Formed in New York City in 1980, it’s fair to call Agnostic Front the Godfathers of NYC hardcore, which just happened to be the title of a recent documentary about the band. This is their 12th studio album, and I’m pleased to report they’re firing on all cylinders.

Like fellow old school NYHC luminaries Sick Of It All, they’ve never made a bad record, even when they introduced elements of crossover thrash to their original skinhead-influenced punk sound.

Their previous album, 2015’s The American Dream Died, was the first to feature new lead guitarist Craig Silverman, who is also in Slapshot. He continues on this album, and some of his shredding on this release is superb as they continue to meld the genres.

Frontman Roger Miret and founding guitarist Vinnie Stigma, now handling rhythm, remain the backbone of the band, complemented by bassist Mike Gallo, who’s got nearly 20 years’ service under his belt, and drummer Pokey Mo, who’s been with AF for a decade now.

Agnostic Front playing at the 2016 Rebellion Festival in Blackpool. Pic: Gary Welford.

It’s clear from opener Spray Painted Walls that this is going to be a classic AF album, full of speed, power and aggression, with huge riffs blended with shredding-style guitar and fast percussive beats.

Anti-Social, clocking in at just over a minute, shows AF have few equals when it comes to old school hardcore.

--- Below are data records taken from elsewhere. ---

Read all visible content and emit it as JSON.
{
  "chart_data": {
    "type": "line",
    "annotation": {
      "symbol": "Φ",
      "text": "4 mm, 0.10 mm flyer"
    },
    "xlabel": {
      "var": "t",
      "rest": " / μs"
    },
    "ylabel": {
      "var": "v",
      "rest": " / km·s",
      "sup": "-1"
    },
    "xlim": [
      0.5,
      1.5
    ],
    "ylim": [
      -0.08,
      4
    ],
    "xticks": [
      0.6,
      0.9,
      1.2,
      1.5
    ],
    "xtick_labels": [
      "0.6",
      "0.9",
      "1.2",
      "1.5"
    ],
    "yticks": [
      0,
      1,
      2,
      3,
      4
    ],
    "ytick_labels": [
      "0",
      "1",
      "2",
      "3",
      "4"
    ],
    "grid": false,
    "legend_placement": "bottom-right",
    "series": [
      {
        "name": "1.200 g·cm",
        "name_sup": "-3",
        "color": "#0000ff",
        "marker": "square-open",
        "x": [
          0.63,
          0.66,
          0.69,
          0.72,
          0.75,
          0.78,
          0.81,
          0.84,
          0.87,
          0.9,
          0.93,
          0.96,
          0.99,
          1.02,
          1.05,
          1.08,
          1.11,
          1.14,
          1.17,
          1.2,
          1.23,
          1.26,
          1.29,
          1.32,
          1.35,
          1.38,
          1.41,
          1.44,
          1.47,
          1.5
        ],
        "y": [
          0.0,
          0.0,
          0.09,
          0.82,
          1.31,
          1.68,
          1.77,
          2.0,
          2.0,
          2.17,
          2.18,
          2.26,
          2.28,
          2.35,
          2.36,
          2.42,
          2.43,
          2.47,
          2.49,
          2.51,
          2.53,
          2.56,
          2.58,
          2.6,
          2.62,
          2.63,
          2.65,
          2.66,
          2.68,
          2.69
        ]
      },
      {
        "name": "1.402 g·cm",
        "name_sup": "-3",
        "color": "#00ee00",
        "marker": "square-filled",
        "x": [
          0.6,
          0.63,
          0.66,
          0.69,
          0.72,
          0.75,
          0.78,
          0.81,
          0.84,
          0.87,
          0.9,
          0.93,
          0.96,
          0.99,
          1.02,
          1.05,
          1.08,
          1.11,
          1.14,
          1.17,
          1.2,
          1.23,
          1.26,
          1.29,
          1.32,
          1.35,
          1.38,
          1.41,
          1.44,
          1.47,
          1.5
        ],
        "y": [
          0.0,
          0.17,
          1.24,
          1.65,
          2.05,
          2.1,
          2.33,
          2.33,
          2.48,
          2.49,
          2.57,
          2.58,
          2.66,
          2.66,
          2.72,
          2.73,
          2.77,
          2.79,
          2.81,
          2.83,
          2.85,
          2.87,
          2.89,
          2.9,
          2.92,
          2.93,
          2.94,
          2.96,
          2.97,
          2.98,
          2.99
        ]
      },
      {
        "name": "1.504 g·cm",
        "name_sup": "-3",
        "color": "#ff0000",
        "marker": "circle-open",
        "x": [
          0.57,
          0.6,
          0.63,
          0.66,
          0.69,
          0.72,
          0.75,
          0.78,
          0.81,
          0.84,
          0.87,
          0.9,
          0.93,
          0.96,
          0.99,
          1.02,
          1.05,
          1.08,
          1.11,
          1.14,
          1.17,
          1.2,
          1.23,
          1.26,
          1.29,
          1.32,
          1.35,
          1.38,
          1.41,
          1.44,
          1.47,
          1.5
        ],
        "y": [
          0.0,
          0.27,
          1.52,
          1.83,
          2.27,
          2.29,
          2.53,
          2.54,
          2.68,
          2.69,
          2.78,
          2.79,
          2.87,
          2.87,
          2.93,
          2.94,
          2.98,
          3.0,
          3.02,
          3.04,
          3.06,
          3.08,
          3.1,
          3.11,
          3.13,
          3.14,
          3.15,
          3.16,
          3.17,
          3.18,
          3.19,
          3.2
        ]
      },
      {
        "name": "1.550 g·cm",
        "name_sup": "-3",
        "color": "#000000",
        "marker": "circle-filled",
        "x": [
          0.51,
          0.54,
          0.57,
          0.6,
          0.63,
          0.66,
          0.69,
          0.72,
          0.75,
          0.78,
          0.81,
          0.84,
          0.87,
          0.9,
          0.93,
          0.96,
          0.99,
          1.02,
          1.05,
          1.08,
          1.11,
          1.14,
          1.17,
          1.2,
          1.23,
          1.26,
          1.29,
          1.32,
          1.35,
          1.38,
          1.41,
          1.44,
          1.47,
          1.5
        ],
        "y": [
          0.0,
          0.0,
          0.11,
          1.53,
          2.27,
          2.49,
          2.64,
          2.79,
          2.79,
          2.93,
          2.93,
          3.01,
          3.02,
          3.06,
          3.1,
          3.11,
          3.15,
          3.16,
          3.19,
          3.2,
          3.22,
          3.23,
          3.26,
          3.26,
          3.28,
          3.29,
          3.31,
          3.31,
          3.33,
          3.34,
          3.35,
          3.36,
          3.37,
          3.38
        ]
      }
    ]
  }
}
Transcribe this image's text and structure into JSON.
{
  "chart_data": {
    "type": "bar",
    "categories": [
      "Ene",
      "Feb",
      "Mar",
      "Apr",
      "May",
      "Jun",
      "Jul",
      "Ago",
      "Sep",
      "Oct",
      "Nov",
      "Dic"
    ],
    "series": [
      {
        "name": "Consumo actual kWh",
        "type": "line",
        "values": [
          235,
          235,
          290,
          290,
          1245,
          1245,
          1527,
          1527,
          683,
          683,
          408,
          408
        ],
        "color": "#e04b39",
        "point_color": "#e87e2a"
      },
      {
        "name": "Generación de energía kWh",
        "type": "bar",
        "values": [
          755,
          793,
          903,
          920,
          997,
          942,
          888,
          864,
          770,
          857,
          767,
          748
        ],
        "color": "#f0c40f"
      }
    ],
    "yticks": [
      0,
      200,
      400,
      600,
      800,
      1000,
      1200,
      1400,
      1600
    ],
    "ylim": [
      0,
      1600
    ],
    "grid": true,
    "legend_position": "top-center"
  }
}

It’s a furious blast of anger, with Miret imploring “just leave me alone!”, while Urban Decay warns of the dangers of violence when people have nothing.

Title track Get Loud! is a swaggering slab of hardcore with huge riffs, bludgeoning drums, and a chorus urging Iit’s time to change, it’s time to get back your life right now, it’s time to get up, it’s time to get loud!”

Conquer And Divide addresses the way the government wants to rule, while I Remember celebrates Miret and Stigma’s friendship, all the way back to their first meeting as kids.

There’s more crossover thrash in songs like Dead Silence, while In My Blood celebrates the hardcore scene, and the closing Devastated makes you want to listen to the whole glorious noise all over again.

Agnostic Front are not for the faint-hearted, but they’re for real, and this album is as good as ever. 8/10.